Let $f:(0,+\infty)\to\mathbb{R}$ be a continuous concave function such that $$f(x+h)+f(x-h)-2f(x)\leq0 \;\;; h>0.$$
My question is proving the following inequalities $$\frac{f(x+h_2)-f(x)}{{h_2}}-\frac{f(x)-f(x-h_1)}{{h_1}}\leq0\;\;; h_1,h_2>0$$
I wanted to prove with the following way $$f(x+h_1)+f(x-h_1)-2f(x)\leq0 \;\;; h>0.$$ $$f(x+h_2)+f(x-h_2)-2f(x)\leq0 \;\;; h>0.$$ Firstly, subtracting the two above relation after that adding f(x), but I could not get the result. Even I tried to prove this by the following $$f^\prime(x)=\lim_{h\to0}\frac{f(x+h)-f(x)}{h}$$ But we do not that $f$ is differentiable or not. anyone can help me.
Assuming continuity of $f$ we can show that $f(tx+(1-t)y) \geq tf(x)+(1-t)f(y)$ for all $x,y$ and for all $t \in [0,1]$. This, by the way, is the usual definition of a concave function!. For proving this from your definition use induction to prove this when $t$ is of the form $\frac i {2^{N}}$ and then take limits. [Ant real number $t$ is a limit of a sequence of numbers of the form $\frac i {2^{N}}$]. Once this is done observe that $x=\frac {h_1} {h_1+h_2} (x+h_2) +\frac {h_2}{h_1+h_2} (x-h_1)$ and apply above inequality with $t =\frac {h_1} {h_1+h_2}$, $x$ changed to $x+h_2$ and $y$ changed to $x-h_1$. If you simplify this last inequality you will get the answer.

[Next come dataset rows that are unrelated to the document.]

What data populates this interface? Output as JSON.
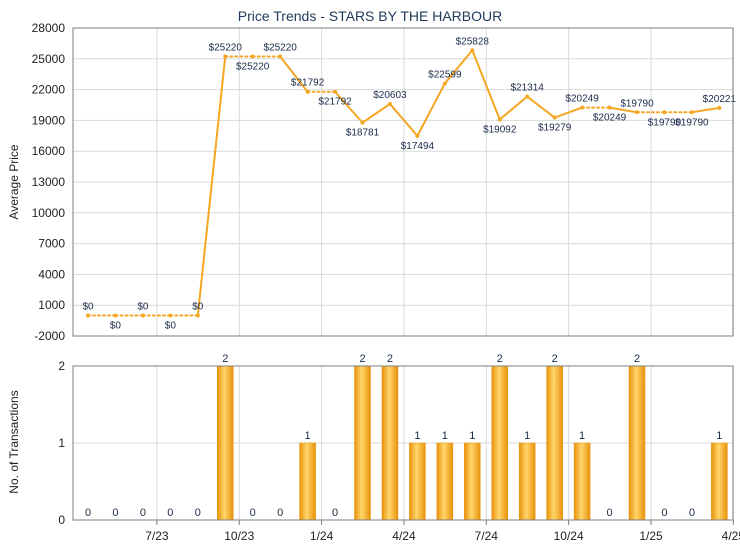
{
  "chart_data": [
    {
      "type": "line",
      "title": "Price Trends - STARS BY THE HARBOUR",
      "ylabel": "Average Price",
      "ylim": [
        -2000,
        28000
      ],
      "yticks": [
        -2000,
        1000,
        4000,
        7000,
        10000,
        13000,
        16000,
        19000,
        22000,
        25000,
        28000
      ],
      "grid": true,
      "line_color": "#F5A623",
      "values": [
        0,
        0,
        0,
        0,
        0,
        25220,
        25220,
        25220,
        21792,
        21792,
        18781,
        20603,
        17494,
        22599,
        25828,
        19092,
        21314,
        19279,
        20249,
        20249,
        19790,
        19790,
        19790,
        20221
      ],
      "point_labels": [
        "$0",
        "$0",
        "$0",
        "$0",
        "$0",
        "$25220",
        "$25220",
        "$25220",
        "$21792",
        "$21792",
        "$18781",
        "$20603",
        "$17494",
        "$22599",
        "$25828",
        "$19092",
        "$21314",
        "$19279",
        "$20249",
        "$20249",
        "$19790",
        "$19790",
        "$19790",
        "$20221"
      ]
    },
    {
      "type": "bar",
      "ylabel": "No. of Transactions",
      "ylim": [
        0,
        2
      ],
      "yticks": [
        0,
        1,
        2
      ],
      "grid": true,
      "bar_color": "#F5A623",
      "values": [
        0,
        0,
        0,
        0,
        0,
        2,
        0,
        0,
        1,
        0,
        2,
        2,
        1,
        1,
        1,
        2,
        1,
        2,
        1,
        0,
        2,
        0,
        0,
        1
      ],
      "x_tick_labels": [
        "7/23",
        "10/23",
        "1/24",
        "4/24",
        "7/24",
        "10/24",
        "1/25",
        "4/25"
      ]
    }
  ]
}
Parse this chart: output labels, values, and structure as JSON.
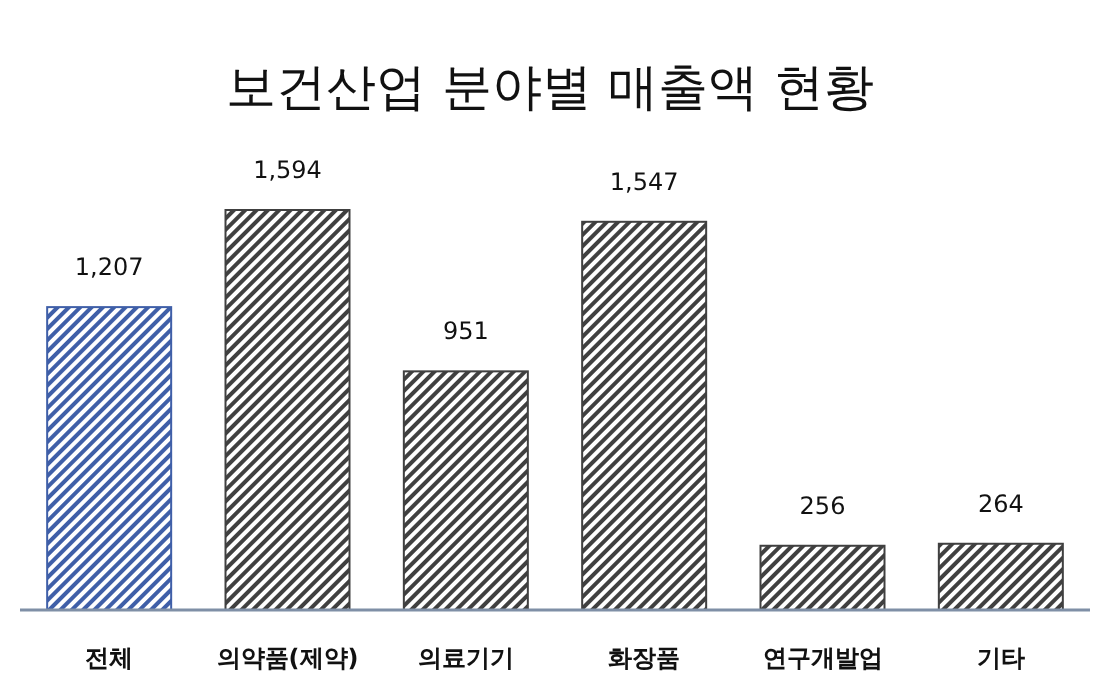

A counterexamle for the original version of the question: It is well know that there are discontinuous functions $f$ from $\mathbb R$ to $\mathbb R$ such that $f(x+y)=f(x)+f(y)$. Such a function satisfies your hypothesis but not the conclusion. So your claim is false in general.